In fact, your plant looks very healthy overall; there is even a flower stalk in the center and normally an unhealthy plant doesn’t flower.
However, to keep the lower leaves alive longer, you can offer it the best possible conditions: medium to intense lighting with protection from direct summer sun, high atmospheric humidity during the winter months and potting soil that always remains just a bit moist.
Mineral Salt Buildup
Having said that, I nevertheless see that you have cut off the tips of several leaves, which makes me think there is another problem: a buildup of harmful mineral salts.

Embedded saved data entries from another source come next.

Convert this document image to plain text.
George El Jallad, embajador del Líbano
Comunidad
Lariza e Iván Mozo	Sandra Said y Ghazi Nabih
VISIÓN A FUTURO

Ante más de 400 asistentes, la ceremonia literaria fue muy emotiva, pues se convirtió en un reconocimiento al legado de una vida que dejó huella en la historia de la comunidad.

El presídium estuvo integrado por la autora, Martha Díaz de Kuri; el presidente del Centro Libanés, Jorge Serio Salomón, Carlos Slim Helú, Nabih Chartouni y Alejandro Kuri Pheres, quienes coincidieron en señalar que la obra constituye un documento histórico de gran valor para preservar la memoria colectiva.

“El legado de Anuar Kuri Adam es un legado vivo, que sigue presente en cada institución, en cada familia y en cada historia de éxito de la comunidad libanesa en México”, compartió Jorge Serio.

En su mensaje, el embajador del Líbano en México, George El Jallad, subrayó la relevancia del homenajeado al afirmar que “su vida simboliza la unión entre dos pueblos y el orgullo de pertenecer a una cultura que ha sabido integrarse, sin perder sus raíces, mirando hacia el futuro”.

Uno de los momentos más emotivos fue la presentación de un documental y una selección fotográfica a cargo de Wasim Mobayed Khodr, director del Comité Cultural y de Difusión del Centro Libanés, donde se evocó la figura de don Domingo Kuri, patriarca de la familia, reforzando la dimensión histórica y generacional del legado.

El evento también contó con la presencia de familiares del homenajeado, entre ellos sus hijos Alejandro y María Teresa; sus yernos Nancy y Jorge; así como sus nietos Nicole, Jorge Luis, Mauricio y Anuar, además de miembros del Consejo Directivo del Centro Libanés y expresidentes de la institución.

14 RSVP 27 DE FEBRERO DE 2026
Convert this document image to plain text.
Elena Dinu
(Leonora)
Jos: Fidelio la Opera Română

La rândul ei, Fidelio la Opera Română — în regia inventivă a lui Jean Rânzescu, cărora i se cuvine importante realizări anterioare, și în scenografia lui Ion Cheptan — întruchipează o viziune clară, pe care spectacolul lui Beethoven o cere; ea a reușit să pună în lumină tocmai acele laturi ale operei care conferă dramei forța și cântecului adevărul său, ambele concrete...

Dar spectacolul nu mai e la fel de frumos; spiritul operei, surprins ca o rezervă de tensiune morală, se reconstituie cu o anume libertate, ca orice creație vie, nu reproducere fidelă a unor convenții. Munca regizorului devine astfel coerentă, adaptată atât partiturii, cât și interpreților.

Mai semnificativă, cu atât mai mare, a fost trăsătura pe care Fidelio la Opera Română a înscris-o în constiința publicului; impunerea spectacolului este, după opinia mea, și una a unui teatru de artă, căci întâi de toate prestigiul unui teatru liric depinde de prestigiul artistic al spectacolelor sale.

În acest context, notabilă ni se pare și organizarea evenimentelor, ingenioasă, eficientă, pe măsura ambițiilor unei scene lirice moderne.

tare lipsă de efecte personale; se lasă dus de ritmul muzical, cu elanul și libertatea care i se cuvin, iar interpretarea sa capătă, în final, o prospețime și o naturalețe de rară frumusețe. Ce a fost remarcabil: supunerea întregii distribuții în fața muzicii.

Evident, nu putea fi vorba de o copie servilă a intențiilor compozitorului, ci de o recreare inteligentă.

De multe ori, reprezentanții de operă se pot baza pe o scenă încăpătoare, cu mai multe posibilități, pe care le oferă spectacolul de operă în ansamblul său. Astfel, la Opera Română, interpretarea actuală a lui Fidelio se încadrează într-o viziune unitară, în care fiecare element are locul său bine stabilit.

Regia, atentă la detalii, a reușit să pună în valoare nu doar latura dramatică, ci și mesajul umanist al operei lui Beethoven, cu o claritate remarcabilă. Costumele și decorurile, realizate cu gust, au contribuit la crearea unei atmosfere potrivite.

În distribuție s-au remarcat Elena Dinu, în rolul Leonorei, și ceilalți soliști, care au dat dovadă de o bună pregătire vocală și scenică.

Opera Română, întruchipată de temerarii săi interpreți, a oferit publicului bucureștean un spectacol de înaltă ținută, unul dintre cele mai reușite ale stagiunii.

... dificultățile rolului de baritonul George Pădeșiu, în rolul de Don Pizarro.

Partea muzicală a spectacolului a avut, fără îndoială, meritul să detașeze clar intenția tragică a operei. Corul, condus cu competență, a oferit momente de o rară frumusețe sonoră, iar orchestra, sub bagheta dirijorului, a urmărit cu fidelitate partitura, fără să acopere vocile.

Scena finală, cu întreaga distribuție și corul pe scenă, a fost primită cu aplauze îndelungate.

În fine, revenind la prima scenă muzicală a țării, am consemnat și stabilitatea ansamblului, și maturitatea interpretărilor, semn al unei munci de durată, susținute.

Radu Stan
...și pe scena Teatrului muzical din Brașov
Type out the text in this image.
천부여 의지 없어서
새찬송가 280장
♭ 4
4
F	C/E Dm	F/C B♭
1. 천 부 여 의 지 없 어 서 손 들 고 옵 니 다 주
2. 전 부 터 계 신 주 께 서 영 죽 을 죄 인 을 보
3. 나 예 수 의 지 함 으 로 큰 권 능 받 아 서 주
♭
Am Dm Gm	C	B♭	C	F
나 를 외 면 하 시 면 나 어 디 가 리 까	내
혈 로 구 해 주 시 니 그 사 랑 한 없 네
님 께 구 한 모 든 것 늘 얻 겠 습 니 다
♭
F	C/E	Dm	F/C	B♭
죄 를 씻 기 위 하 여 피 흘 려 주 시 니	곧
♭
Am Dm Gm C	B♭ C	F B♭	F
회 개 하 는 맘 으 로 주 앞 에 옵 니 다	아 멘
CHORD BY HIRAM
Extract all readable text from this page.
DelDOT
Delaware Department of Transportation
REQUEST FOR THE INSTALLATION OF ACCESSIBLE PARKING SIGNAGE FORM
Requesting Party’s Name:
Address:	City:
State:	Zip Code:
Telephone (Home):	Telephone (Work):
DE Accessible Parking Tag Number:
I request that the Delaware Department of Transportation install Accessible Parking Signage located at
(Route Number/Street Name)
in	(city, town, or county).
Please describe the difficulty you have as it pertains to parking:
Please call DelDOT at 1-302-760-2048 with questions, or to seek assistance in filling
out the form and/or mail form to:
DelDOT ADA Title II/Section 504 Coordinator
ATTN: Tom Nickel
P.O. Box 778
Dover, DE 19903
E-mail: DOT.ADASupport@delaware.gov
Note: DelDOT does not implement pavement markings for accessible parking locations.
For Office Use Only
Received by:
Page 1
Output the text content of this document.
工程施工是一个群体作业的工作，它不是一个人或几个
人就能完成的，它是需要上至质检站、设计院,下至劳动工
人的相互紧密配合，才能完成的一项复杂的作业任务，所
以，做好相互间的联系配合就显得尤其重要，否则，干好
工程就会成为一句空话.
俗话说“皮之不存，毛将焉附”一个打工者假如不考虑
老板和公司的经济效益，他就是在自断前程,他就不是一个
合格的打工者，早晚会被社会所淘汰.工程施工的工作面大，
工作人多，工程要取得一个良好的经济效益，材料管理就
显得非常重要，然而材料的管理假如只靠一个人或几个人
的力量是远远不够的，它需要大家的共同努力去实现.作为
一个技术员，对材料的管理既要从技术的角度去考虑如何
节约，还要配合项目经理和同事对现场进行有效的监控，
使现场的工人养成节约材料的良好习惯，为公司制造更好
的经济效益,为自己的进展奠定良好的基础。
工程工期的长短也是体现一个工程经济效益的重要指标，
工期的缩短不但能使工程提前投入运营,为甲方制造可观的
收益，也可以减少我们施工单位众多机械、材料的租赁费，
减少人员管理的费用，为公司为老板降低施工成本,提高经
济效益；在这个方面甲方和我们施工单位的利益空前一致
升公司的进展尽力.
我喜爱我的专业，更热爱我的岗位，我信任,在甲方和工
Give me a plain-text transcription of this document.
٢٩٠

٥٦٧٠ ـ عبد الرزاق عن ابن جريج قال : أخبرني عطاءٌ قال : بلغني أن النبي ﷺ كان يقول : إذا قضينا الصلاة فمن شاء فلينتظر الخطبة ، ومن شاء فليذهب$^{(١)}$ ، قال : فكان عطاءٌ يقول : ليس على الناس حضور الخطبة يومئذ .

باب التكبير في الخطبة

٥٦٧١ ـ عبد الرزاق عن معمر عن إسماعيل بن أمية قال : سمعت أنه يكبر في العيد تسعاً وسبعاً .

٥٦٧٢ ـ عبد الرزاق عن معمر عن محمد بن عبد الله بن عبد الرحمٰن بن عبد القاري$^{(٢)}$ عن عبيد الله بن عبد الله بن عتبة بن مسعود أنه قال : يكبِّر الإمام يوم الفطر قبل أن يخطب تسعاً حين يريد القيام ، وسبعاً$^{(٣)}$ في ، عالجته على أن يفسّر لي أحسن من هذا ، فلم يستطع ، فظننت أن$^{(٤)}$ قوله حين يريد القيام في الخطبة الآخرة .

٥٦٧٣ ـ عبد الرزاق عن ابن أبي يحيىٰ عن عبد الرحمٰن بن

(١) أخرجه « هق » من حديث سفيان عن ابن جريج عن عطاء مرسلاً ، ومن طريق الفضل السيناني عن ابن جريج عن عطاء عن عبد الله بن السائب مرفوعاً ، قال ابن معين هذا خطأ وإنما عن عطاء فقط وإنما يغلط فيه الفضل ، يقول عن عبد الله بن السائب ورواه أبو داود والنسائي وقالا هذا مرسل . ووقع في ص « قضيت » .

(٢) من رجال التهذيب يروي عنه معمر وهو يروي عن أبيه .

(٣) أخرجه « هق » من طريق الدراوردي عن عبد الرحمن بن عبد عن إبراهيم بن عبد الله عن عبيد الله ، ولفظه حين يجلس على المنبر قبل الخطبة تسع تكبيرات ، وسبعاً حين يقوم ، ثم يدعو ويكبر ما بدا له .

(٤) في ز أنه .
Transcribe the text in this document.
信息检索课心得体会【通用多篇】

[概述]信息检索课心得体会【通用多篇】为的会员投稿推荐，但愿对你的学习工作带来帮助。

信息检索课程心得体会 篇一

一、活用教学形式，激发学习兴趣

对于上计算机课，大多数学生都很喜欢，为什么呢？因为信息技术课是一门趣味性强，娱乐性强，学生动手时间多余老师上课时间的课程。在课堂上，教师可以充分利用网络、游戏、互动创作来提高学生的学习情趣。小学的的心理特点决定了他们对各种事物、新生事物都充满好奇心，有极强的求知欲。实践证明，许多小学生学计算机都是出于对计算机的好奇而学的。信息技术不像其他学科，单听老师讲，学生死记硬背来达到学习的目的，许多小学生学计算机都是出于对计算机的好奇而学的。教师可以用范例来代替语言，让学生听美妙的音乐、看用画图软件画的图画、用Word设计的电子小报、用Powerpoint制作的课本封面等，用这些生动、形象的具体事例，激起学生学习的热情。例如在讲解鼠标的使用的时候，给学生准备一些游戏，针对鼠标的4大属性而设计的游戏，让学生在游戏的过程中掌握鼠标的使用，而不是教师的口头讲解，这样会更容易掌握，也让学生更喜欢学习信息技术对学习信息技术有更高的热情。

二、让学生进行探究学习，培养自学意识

Like its cousin, the classic spider plant, the orange spider plant has trouble with tap water, which is often too rich in minerals—calcium, magnesium, iron, fluoride, chlorine, etc.—for its taste. Some people mistakenly believe that by letting water sit in a watering can overnight these minerals will evaporate, but in fact, that concentrates them instead and makes the situation a bit worse, although only marginally so.
If you can, water the orange spider plant with rainwater, dehumidifier water, or distilled water instead of tap water, as they contain few harmful minerals.
If you can’t, get into the habit of leaching the potting mix every 2 months or so. To do so, set the pot in the sink and pour a solution of fresh water and white vinegar (about 200 ml of vinegar per liter of water) over the potting soil and let it filter through. Then, allow the contaminated water that comes out of the pot’s drainage holes to flow down the drain: this helps dissolve the lime (calcium) that has accumulated in the soil.
Another solution is to repot the plant at least once every two years, completely replacing the potting mix as you do so. That way you’ll remove the contaminated mix and replace it with fresh, largely mineral-free potting mix.
And finally, don’t fertilize this plant too heavily. The orange spider plant isn’t a very greedy one at any rate, so an all-purpose fertilizer applied at 1/8 of the recommended rate—and only during spring and summer—will be more than enough to meet its needs.
Finally, of course, do remove the blackening leaves at the base of your plant by pulling or cutting them off. That will immediately give it a prettier and healthier appearance.